Чтобы продолжать фельетон, необходимо заточить в одиночку его лучезарную, волшебную улыбку и его острые, рысьи, женственно красивые глаза!
Пройдет — словно солнце осветит,
Посмотрит — рублем подарит.
У него и в засуху хлеб бутеет от сердечного радения, чья-то скотина ноги завивает, а его по улице брыкает препарадно, чьих-то коней под гору тащат, а его конза-вода и в поводу не сдержать — и пьяных, и трезвых сбрасывают, на крышу правления заскакивают!
И жил Булат Бухандаевич душа в душу с богоданною женою. Гордая гинекологиня Тарбаганова Туяна Бобоевна при регистрации брака наотрез отказалась впрягаться в хомутную фамилию. Да на что ей эта шершавая честь, когда во всем аймаке сокровенного врача зовут не иначе как Бобооной Туяан! Даже гению невозможно перевести на русский язык без ущерба этот шедевр народного остроумия! Туяан — это Заря. Бобоо — самый сокровенный наш орган. Алая заря сокровенного органа…
И дома, и в конторе Булат Бухандаевич занавесится порою от белого света куцею задрипанною юбкою гинекологини, хотя он не раз порывался разойтись с женою по швам раздора фамильного… но в самый критический момент отказывал любимым женщинам одним убийственным для них аргументом:
— Не могу. У меня жена — гинеколог!..
А жена кормила его густым, тягучим, как клей, облепиховым киселем. Может, поэтому у него выросли огромные, как оладьи, роскошные уши? Разве только слон их не оценит.
Я с первого взгляда насмерть влюбилась в шикарные уши, и заметною мечтою моей жизни стало — драть их до пунцового горения.
Однажды молодой директор совхоза сам на «бис» сплясал в районном ДК на заключительном концерте художественной самодеятельности — и судьба послала ему Белую ворону.
Вороны любят золото и тащат его в гнездо. Позарилась на Самородок ворона и стала слагать ему сказки о его смертельной самодуристой красоте, звать-зазы, — ватъ, хвостом заманивать белым: «Пойдем за гуменцы — золоты яблоки катать!»

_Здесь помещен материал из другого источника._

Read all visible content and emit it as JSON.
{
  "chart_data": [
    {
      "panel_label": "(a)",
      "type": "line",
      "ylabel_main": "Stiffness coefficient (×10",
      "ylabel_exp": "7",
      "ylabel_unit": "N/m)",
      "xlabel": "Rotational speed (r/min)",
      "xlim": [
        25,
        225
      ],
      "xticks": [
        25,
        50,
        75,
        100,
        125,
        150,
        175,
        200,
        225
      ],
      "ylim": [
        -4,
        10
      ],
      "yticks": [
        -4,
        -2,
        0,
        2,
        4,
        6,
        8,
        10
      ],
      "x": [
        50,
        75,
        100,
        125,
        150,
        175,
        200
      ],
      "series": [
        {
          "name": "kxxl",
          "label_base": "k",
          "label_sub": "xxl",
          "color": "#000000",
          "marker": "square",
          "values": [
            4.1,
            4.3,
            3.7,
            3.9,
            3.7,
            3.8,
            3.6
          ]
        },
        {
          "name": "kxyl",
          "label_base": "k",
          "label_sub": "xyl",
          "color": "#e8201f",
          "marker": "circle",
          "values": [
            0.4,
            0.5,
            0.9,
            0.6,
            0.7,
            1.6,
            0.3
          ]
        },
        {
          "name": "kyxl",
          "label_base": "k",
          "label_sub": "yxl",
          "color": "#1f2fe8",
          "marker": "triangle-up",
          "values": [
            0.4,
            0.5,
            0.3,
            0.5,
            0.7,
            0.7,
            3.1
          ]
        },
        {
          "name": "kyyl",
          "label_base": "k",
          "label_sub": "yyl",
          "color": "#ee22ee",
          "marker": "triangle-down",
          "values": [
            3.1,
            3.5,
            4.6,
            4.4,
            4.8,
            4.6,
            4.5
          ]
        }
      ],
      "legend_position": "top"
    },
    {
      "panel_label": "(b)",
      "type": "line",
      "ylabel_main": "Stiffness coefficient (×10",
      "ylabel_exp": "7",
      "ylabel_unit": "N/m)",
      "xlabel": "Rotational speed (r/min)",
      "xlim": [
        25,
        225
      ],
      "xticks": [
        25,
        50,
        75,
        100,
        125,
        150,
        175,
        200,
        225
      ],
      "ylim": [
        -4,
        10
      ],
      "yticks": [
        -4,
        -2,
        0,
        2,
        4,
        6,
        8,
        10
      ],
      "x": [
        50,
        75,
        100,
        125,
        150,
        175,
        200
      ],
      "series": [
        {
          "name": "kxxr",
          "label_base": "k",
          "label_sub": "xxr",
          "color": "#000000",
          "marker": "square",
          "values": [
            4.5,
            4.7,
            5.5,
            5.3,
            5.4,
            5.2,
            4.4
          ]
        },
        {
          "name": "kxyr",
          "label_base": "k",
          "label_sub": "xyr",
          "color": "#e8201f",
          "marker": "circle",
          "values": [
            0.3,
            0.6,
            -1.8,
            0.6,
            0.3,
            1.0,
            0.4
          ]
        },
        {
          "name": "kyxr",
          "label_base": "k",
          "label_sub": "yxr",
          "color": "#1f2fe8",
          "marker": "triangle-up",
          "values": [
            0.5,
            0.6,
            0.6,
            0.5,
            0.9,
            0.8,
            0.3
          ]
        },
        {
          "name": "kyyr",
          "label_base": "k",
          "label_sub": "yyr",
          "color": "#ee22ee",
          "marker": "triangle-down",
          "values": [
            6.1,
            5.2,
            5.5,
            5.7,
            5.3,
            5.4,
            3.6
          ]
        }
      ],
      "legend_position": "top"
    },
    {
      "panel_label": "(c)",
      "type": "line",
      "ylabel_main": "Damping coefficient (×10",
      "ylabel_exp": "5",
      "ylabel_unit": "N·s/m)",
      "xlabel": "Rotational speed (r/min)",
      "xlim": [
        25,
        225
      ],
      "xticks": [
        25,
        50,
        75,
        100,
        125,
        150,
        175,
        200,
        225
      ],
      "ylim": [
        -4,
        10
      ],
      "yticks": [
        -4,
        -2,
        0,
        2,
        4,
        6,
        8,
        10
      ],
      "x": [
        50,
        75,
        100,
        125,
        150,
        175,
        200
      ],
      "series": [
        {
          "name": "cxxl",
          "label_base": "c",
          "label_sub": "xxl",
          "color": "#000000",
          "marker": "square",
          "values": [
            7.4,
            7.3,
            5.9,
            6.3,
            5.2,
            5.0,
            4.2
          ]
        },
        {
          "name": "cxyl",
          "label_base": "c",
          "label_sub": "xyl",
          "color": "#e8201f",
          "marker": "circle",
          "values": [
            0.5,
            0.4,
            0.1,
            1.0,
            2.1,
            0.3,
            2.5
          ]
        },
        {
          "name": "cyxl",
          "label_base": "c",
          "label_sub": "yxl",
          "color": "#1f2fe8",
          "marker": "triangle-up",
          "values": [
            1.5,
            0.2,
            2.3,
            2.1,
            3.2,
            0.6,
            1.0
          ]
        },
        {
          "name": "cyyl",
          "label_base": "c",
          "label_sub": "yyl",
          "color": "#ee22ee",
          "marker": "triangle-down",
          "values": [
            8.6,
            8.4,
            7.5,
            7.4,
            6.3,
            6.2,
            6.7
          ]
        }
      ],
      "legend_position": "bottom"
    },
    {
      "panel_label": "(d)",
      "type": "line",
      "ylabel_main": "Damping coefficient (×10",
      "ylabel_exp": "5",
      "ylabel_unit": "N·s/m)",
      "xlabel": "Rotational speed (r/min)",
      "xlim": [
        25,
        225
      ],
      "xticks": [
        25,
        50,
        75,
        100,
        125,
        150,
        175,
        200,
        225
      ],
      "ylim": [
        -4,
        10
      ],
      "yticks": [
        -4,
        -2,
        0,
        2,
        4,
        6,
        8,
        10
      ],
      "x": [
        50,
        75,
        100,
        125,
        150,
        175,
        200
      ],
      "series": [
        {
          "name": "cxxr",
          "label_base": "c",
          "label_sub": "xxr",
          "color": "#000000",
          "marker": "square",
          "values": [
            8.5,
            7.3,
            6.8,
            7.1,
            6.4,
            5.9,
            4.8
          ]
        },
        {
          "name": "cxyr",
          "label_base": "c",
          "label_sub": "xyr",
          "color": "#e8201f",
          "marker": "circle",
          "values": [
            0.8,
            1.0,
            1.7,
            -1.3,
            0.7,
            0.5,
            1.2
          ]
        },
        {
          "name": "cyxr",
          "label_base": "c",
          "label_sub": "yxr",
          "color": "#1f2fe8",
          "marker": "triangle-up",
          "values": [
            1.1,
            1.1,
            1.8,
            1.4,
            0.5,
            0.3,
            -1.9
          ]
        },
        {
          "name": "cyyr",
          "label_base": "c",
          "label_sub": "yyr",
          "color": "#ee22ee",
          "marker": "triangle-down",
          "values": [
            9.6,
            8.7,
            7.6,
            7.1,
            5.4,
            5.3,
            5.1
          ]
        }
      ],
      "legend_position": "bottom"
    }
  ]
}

— Ты кака шикарна! «Золоты яблоки катать!» А кто будет мне силос давить? — испугался Самородок и проехал мимо гнезда Белой вороны.
Потом пропах он бензином, дымом табачным, посерел на совещаниях, посинел на заседаниях и почернел на бюро. Стал он страдать одышкою, аж ногти потеют. Костюм на нем горбится, да и жизнь не мила!
Тогда пожаловал он к Белой вороне, вскочил к ней в гнездо и запел:
«Намешон я с медом! Начинен изюмом!»
Клюнула Белая ворона на изюм.
— Бензином пахнет! — и вытерла передником язык и стала свои белые перышки чистить.
— В ней Белой — моя черная гибель! Месить так месить барду! Пропади она — любовь! — и, закатав рукава, взялся Хомутов за богатырский булат.